Moratoire fiscal sur les carburants : "Le gouvernement a mis des choses sur la table mais cela arrive un peu tard"
"Les premières remontées semblent montrer que le compte n'y est pas" prévient le politologue Jérôme Fourquet.
"Le gouvernement a mis des choses sur la table mais cela arrive un peu tard", a estimé mardi 4 décembre sur franceinfo le politologue Jérôme Fourquet, directeur du département Opinion de l’IFOP, après l'annonce par le Premier ministre Edouard Philippe d'un moratoire sur la hausse des taxes sur les carburants ainsi que du gel de la hausse du prix de l'électricité et du gaz. Le politologue souligne également que le calendrier et le fait que ces mesures soient avancées par Edouard Philippe "sont de nature à ne pas optimiser et rendre pleinement efficaces ces annonces".

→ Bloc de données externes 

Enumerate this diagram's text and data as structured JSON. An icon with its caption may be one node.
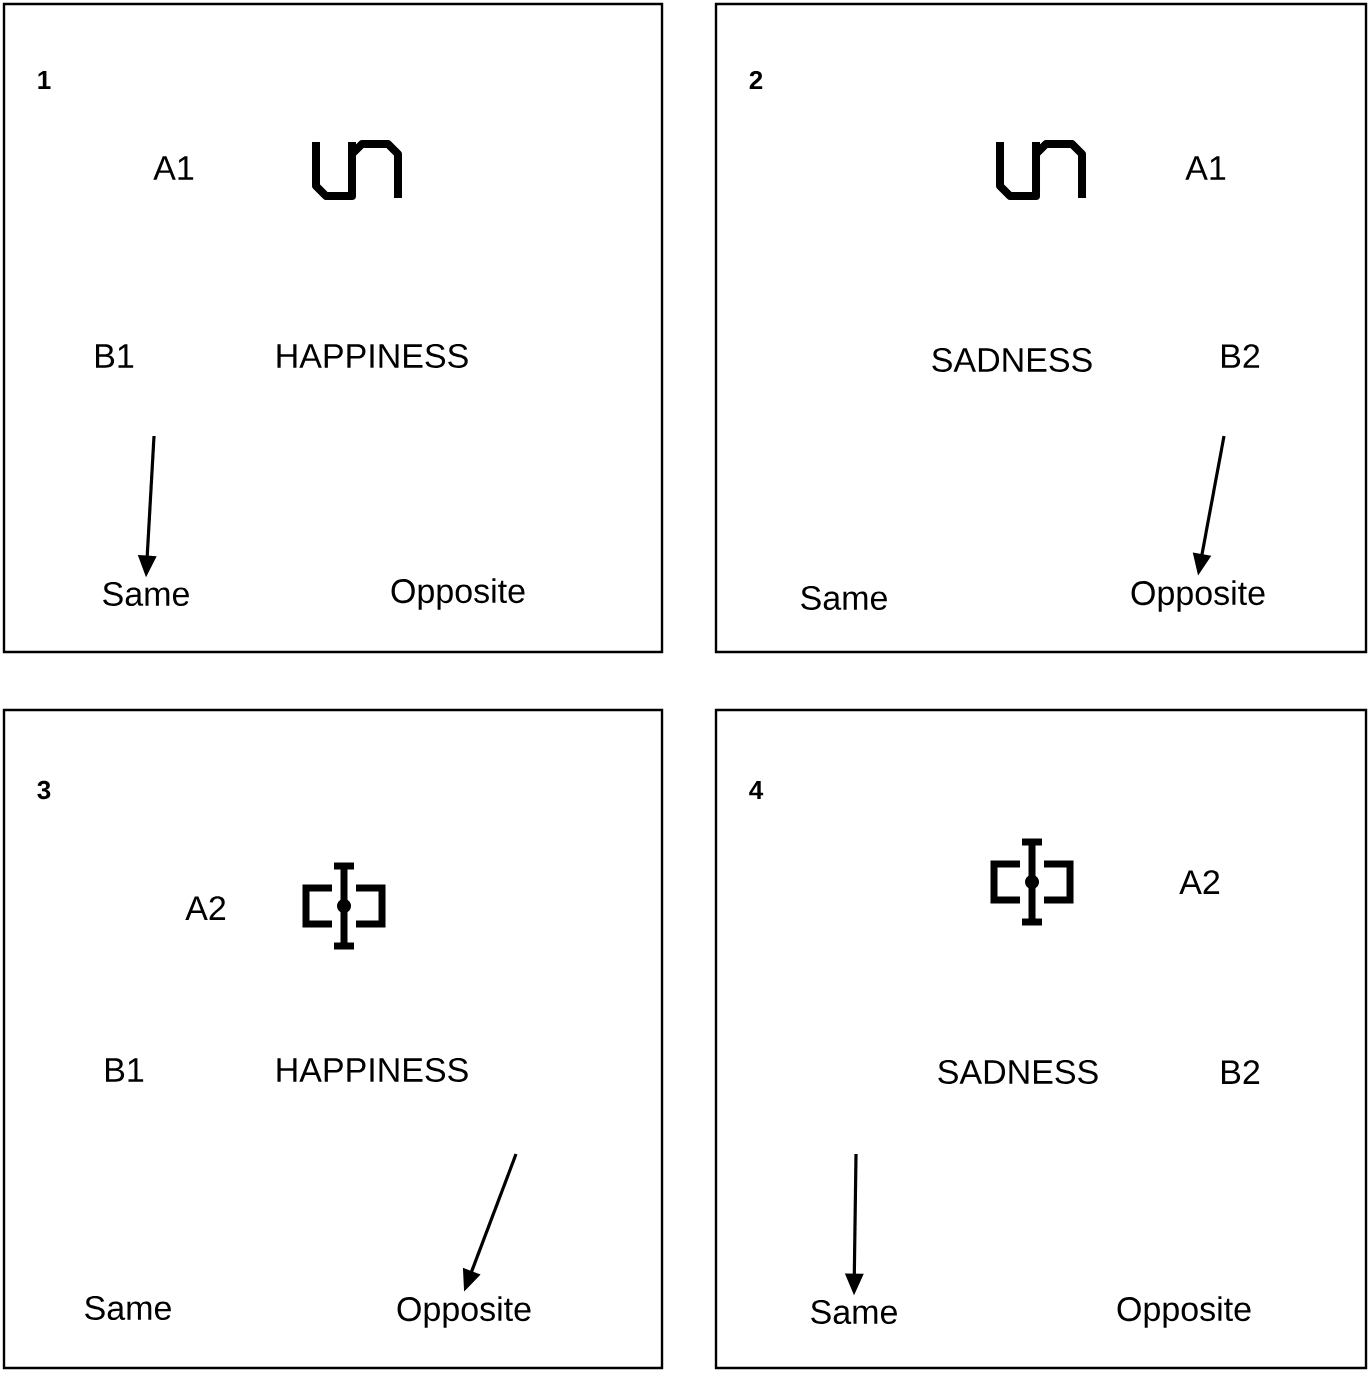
{
  "diagram": {
    "nodes": [
      {
        "text": [
          "1"
        ]
      },
      {
        "text": [
          "Same"
        ],
        "in": 0
      },
      {
        "text": [
          "Opposite"
        ],
        "in": 0
      },
      {
        "text": [
          "2"
        ]
      },
      {
        "text": [
          "Same"
        ],
        "in": 3
      },
      {
        "text": [
          "Opposite"
        ],
        "in": 3
      },
      {
        "text": [
          "3"
        ]
      },
      {
        "text": [
          "Same"
        ],
        "in": 6
      },
      {
        "text": [
          "Opposite"
        ],
        "in": 6
      },
      {
        "text": [
          "4"
        ]
      },
      {
        "text": [
          "Same"
        ],
        "in": 9
      },
      {
        "text": [
          "Opposite"
        ],
        "in": 9
      }
    ],
    "edges": [
      {
        "from": null,
        "to": 1,
        "arrow": "to"
      },
      {
        "from": null,
        "to": 5,
        "arrow": "to"
      },
      {
        "from": null,
        "to": 8,
        "arrow": "to"
      },
      {
        "from": null,
        "to": 10,
        "arrow": "to"
      }
    ],
    "labels": [
      "A1",
      "B1",
      "HAPPINESS",
      "A1",
      "SADNESS",
      "B2",
      "A2",
      "B1",
      "HAPPINESS",
      "A2",
      "SADNESS",
      "B2"
    ]
  }
}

franceinfo : le moratoire annoncé par Edouard Philippe, est-ce la bonne manière de répondre aux "gilets jaunes" ?
Jérôme Fourquet : ces annonces, qui sont conséquentes, interviennent peut-être un peu tard. Le mouvement a pris de l'ampleur, de la force. Le cahier des doléances s'est élargi. Donc on peut avoir une interrogation sur l'efficacité de cette mesure et son coût politique. Le gouvernement a mis des choses sur la table mais cela arrive un peu tard. Le fait que ce soit Edouard Philippe qui porte ces annonces est compréhensible. C'est lui le chef du gouvernement. Mais on a vu que toutes les revendications s'adressaient directement à Emmanuel Macron. Les "gilets jaunes" et les Français veulent entendre Emmanuel Macron. Sans doute y a-t-il une prise en compte de la situation, mais le calendrier et l'émetteur sont de nature à ne pas optimiser et rendre pleinement efficaces ces annonces. Le but recherché est de faire cesser le mouvement au plus vite. Les premières remontées semblent montrer que le compte n'y est pas.
Ce moratoire, c'est une épée de Damoclès ?
C'est très anxiogène. Du coté des "gilets jaunes" on doit estimer que le gouvernement cherche à gagner du temps. Et on se dit qu'il y a un risque que les taxes reviennent à un moment. On se dit, si on est "gilet jaune", "le rapport de forces est en notre faveur et il faut pousser notre avantage". On voit bien que le mouvement s'est politisé, s'est élargi. On rappelle que le déclencheur, c'est une hausse de quelques centimes sur le prix des carburants. Maintenant on est sur l'ISF, la taxation des Gafa, la dissolution de l'Assemblée nationale. Bien évidemment, toutes ces revendications ne sont pas pleinement partagées par tous les gens qui se revendiquent ou qui se reconnaissent dans le mouvement des "gilets jaunes". Un certain nombre d'entre eux ont cette revendication et, a minima, ils vont estimer qu'ils vont avoir une garantie ferme et nette de l'enterrement des mesures qui étaient prévues sur la hausse de la fiscalité énergétique.
Ces annonces ne sont pas suffisantes pour faire cesser la mobilisation ?
Il faut être prudent. C'est un mouvement qui n'est pas structuré, qui est protéiforme. Mais les premiers retours qu'on a pu avoir et la détermination qu'on a pu observer depuis quelques semaines montrent que tout cela a pris corps. Il faut rappeler que beaucoup de ces "gilets jaunes" ne sont pas des professionnels de l'action politique ou syndicale. Tout cela nous laissait penser qu'on était face à quelque chose qui était en train de prendre une certaine consistance et qu'il serait difficile de faire entrer la rivière dans son lit.